Atos de violência foram praticados como a execução de Arjan Dev, o quinto Guru sikh, em 1606, e a perseguição se intensificou posteriormente durante o reinado de intolerância de Aurangzeb, que pretendia impor o islamismo sobre todos os súditos do império. Após a execução do Guru Tegh Bahadur (1675), que rejeitou à conversão islâmica forçada, a resistência da comunidade de seguidores se fortaleceu e seu sucessor, Gobind Singh, formou o Khalsa, organização militar das comunidades para proporcionar uma defesa firme contra a opressão. Como uma irmandade de guerreiros que seguia os princípios de igualdade do sikhismo, o Khalsa admitia a participação de mulheres e a pioneira dessas combatentes femininas foi Mai Bhago, também conhecida como Mata Bhag Kaur, que tinha um significado poderoso. “Mata” significava “Mãe” e era atribuído como título a mulheres de relevância na sociedade, “Bhag” era um título espiritual, significando que a pessoa que o ostentava era dotada de forças divinas, e “Kaur” era o sobrenome atribuído às mulheres guerreiras e significava “Princesa”.

Nascida por volta de 1670, Mai Bhago foi logo influenciada pelos ensinamentos sikhs e pelos exemplos de devoção e sacrifícios de Gurus que deram suas vidas pelas comunidades. Disposta a se dedicar aos valores de sua fé, ela se preparou para defender o sikhismo treinando artes marciais e equitação, adquirindo habilidades para lutar em situações de necessidade. Era uma disciplinada praticante dos treinos físicos e preparação para o combate desde a adolescência e se casou com o também devoto Bhai Nidhan Singh. 

Durante os conflitos a atuação de Mai Bhago foi intensa e incansável. Ela se destacou no tenso cerco de Anandpur Sahib (1704) e enfrentou até mesmo outros sikhs desertores, assumindo o comando tático e moral de soldados pressionados pelas condições extremas do conflito. Ela guiou seus comandados em ações de guerrilha, explorando bem as condições do território e a estratégia das emboscadas surpreendentes contra grupos mais numerosos. A engenhosa comandante chegou a montar acampamentos falsos para iludir os adversários em suas abordagens que resultaram em vitória durante a Batalha de Muktsar (1705), causando consideráveis baixas e retirada dos soldados inimigos. 

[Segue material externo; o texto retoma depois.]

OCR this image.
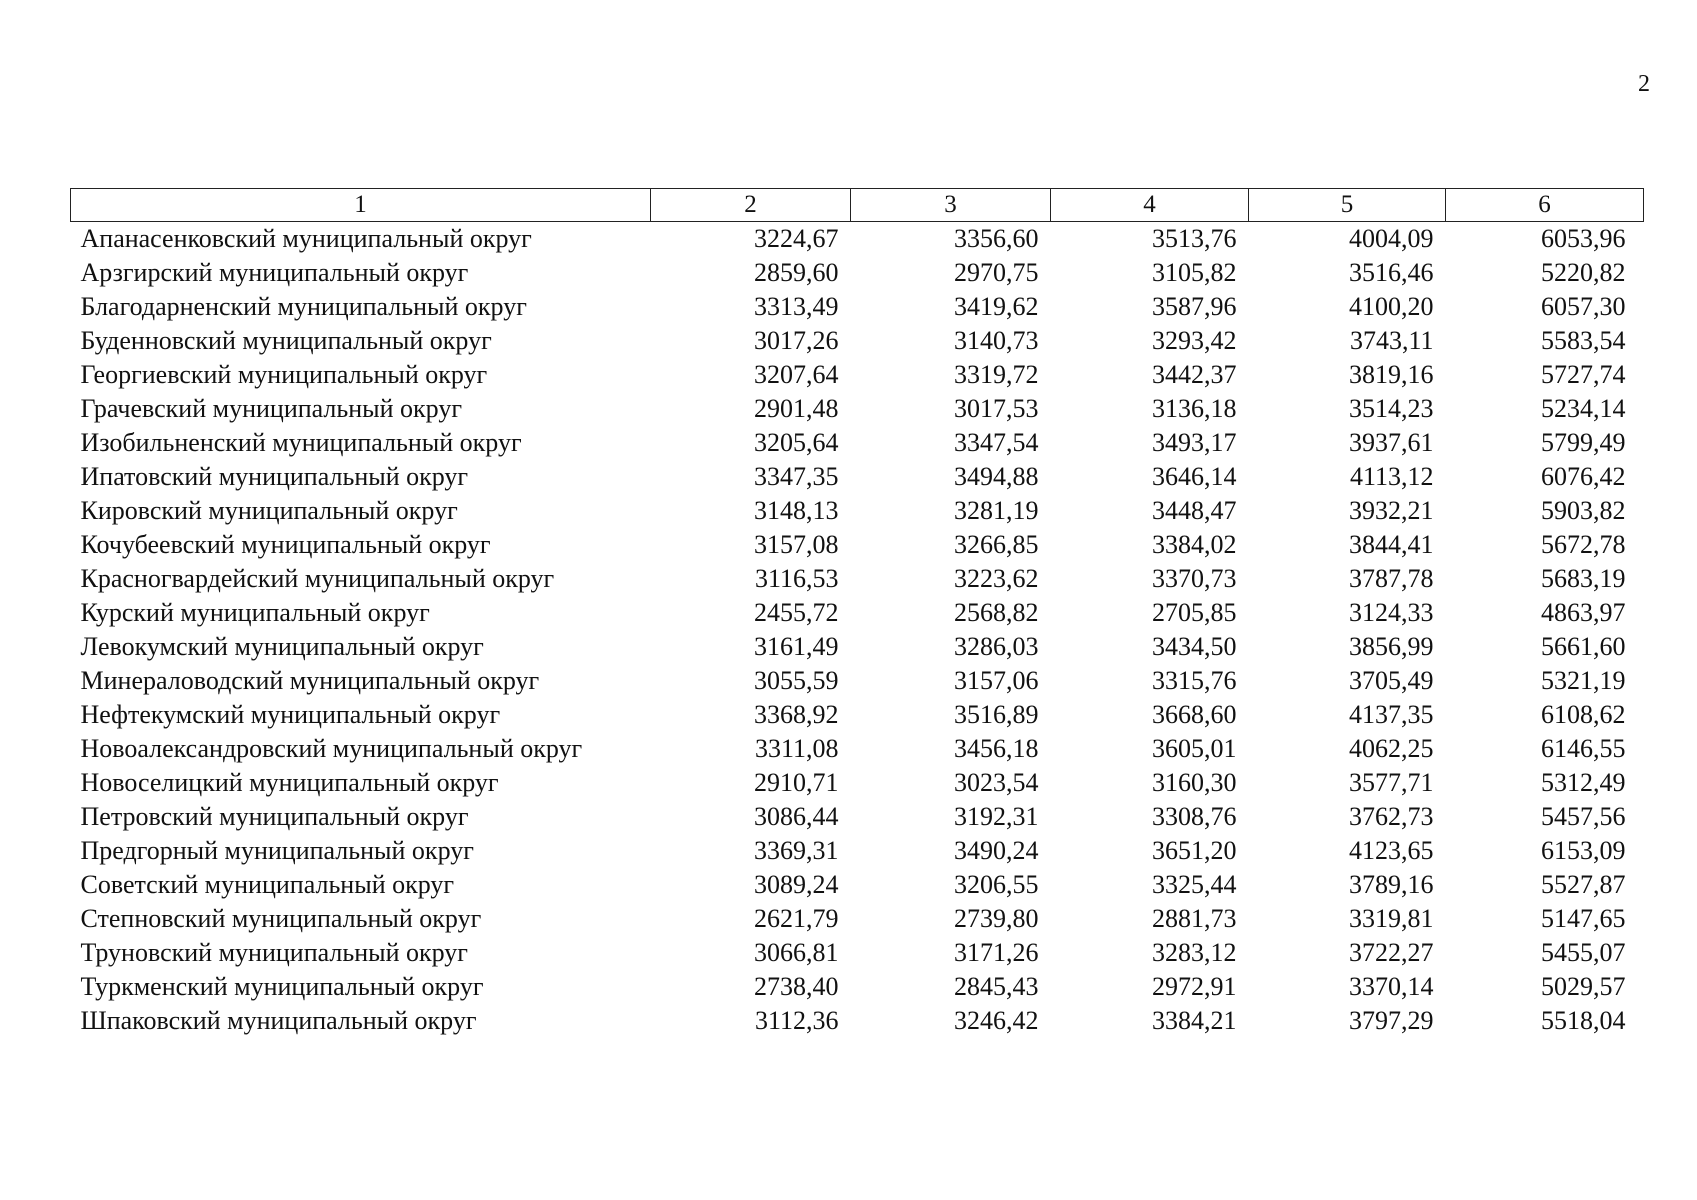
2
1	2	3	4	5	6
Апанасенковский муниципальный округ	3224,67	3356,60	3513,76	4004,09	6053,96
Арзгирский муниципальный округ	2859,60	2970,75	3105,82	3516,46	5220,82
Благодарненский муниципальный округ	3313,49	3419,62	3587,96	4100,20	6057,30
Буденновский муниципальный округ	3017,26	3140,73	3293,42	3743,11	5583,54
Георгиевский муниципальный округ	3207,64	3319,72	3442,37	3819,16	5727,74
Грачевский муниципальный округ	2901,48	3017,53	3136,18	3514,23	5234,14
Изобильненский муниципальный округ	3205,64	3347,54	3493,17	3937,61	5799,49
Ипатовский муниципальный округ	3347,35	3494,88	3646,14	4113,12	6076,42
Кировский муниципальный округ	3148,13	3281,19	3448,47	3932,21	5903,82
Кочубеевский муниципальный округ	3157,08	3266,85	3384,02	3844,41	5672,78
Красногвардейский муниципальный округ	3116,53	3223,62	3370,73	3787,78	5683,19
Курский муниципальный округ	2455,72	2568,82	2705,85	3124,33	4863,97
Левокумский муниципальный округ	3161,49	3286,03	3434,50	3856,99	5661,60
Минераловодский муниципальный округ	3055,59	3157,06	3315,76	3705,49	5321,19
Нефтекумский муниципальный округ	3368,92	3516,89	3668,60	4137,35	6108,62
Новоалександровский муниципальный округ	3311,08	3456,18	3605,01	4062,25	6146,55
Новоселицкий муниципальный округ	2910,71	3023,54	3160,30	3577,71	5312,49
Петровский муниципальный округ	3086,44	3192,31	3308,76	3762,73	5457,56
Предгорный муниципальный округ	3369,31	3490,24	3651,20	4123,65	6153,09
Советский муниципальный округ	3089,24	3206,55	3325,44	3789,16	5527,87
Степновский муниципальный округ	2621,79	2739,80	2881,73	3319,81	5147,65
Труновский муниципальный округ	3066,81	3171,26	3283,12	3722,27	5455,07
Туркменский муниципальный округ	2738,40	2845,43	2972,91	3370,14	5029,57
Шпаковский муниципальный округ	3112,36	3246,42	3384,21	3797,29	5518,04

Depois desse êxito, a comandante assumiu uma posição de guarda-costas pessoal do Guru Gobind Singh e permaneceu cumprindo esta missão até a morte do líder, em 1708. Depois disso, a guerreira resolveu que chegou o momento de se dedicar exclusivamente à contemplação religiosa e se estabeleceu na vila de Janwada para viver em retiro espiritual e transmitindo a sabedoria de sua fé. Ela morreu em 1720, tendo por volta dos 50 anos de idade e sua residência foi transformada em local de culto e peregrinação em sua homenagem. 

Mesmo tendo reconhecido que sua missão como guerreira havia se encerrado para poder iniciar sua atuação espiritual, Mai Bhago continuou sendo uma inspiração para a continuidade da resistência dos sikhs.  Sob a liderança de Banda Singh Bahadur, eles chegaram a estabelecer um governo independente no Punjab até 1716, mas seguiram resistindo depois disso e conquistaram a formação de um império próprio no final do século XVIII.